Every now and then, especially when doing 64bit builds of some code base, I notice that there are plenty of cases where integer overflows are possible. The most common case is that I do something like this:

// Creates a QPixmap out of some block of data; this function comes from library A
QPixmap createFromData( const char *data, unsigned int len );

const std::vector<char> buf = createScreenShot();
return createFromData( &buf[0], buf.size() ); // <-- warning here in 64bit builds

The thing is that std::vector::size() nicely returns a size_t (which is 8 bytes in 64bit builds) but the function happens to take an unsigned int (which is still only 4 bytes in 64bit builds). So the compiler warns correctly.

If possible, I try to fix up the signatures to use the correct types in the first place. However, I’m often hitting this problem when combining functions from different libraries which I cannot modify. Unfortunately, I often resort to some reasoning along the lines of “Okay, nobody will ever do a screenshot generating more than 4GB of data, so why bother” and just change the code to do

return createFromData( &buf[0], static_cast<unsigned int>( buf.size() ) );

So that the compiler shuts up.
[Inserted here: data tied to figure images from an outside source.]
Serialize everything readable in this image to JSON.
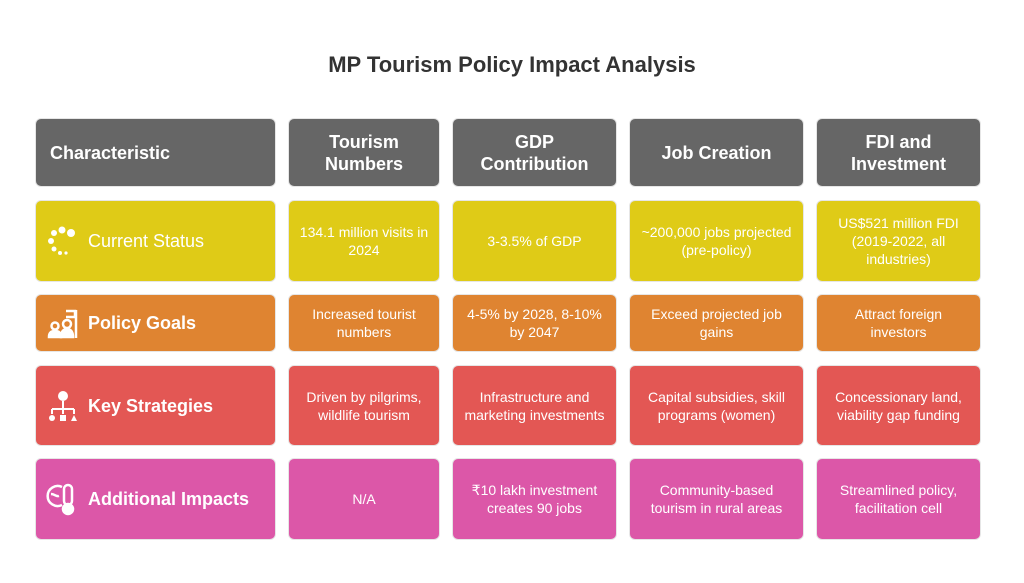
{
  "title": "MP Tourism Policy Impact Analysis",
  "headers": [
    "Characteristic",
    "Tourism Numbers",
    "GDP Contribution",
    "Job Creation",
    "FDI and Investment"
  ],
  "rows": [
    {
      "label": "Current Status",
      "icon": "loading-dots-icon",
      "color": "#dfcb17",
      "cells": [
        "134.1 million visits in 2024",
        "3-3.5% of GDP",
        "~200,000 jobs projected (pre-policy)",
        "US$521 million FDI (2019-2022, all industries)"
      ]
    },
    {
      "label": "Policy Goals",
      "icon": "people-flag-icon",
      "color": "#df8431",
      "cells": [
        "Increased tourist numbers",
        "4-5% by 2028, 8-10% by 2047",
        "Exceed projected job gains",
        "Attract foreign investors"
      ]
    },
    {
      "label": "Key Strategies",
      "icon": "idea-hierarchy-icon",
      "color": "#e35754",
      "cells": [
        "Driven by pilgrims, wildlife tourism",
        "Infrastructure and marketing investments",
        "Capital subsidies, skill programs (women)",
        "Concessionary land, viability gap funding"
      ]
    },
    {
      "label": "Additional Impacts",
      "icon": "globe-thermometer-icon",
      "color": "#dc57a8",
      "cells": [
        "N/A",
        "₹10 lakh investment creates 90 jobs",
        "Community-based tourism in rural areas",
        "Streamlined policy, facilitation cell"
      ]
    }
  ]
}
However, this feels really evil. So I’ve been considering to have some sort of runtime assertion which at least yields a nice error in the debug builds, as in:

assert( buf.size() < std::numeric_limits<unsigned int>::maximum() );

This is a bit nicer already, but I wonder: how do you deal with this sort of problem, that is: integer overflows which are “almost” impossible (in practice). I guess that means that they don’t occur for you, they don’t occur for QA – but they explode in the face of the customer.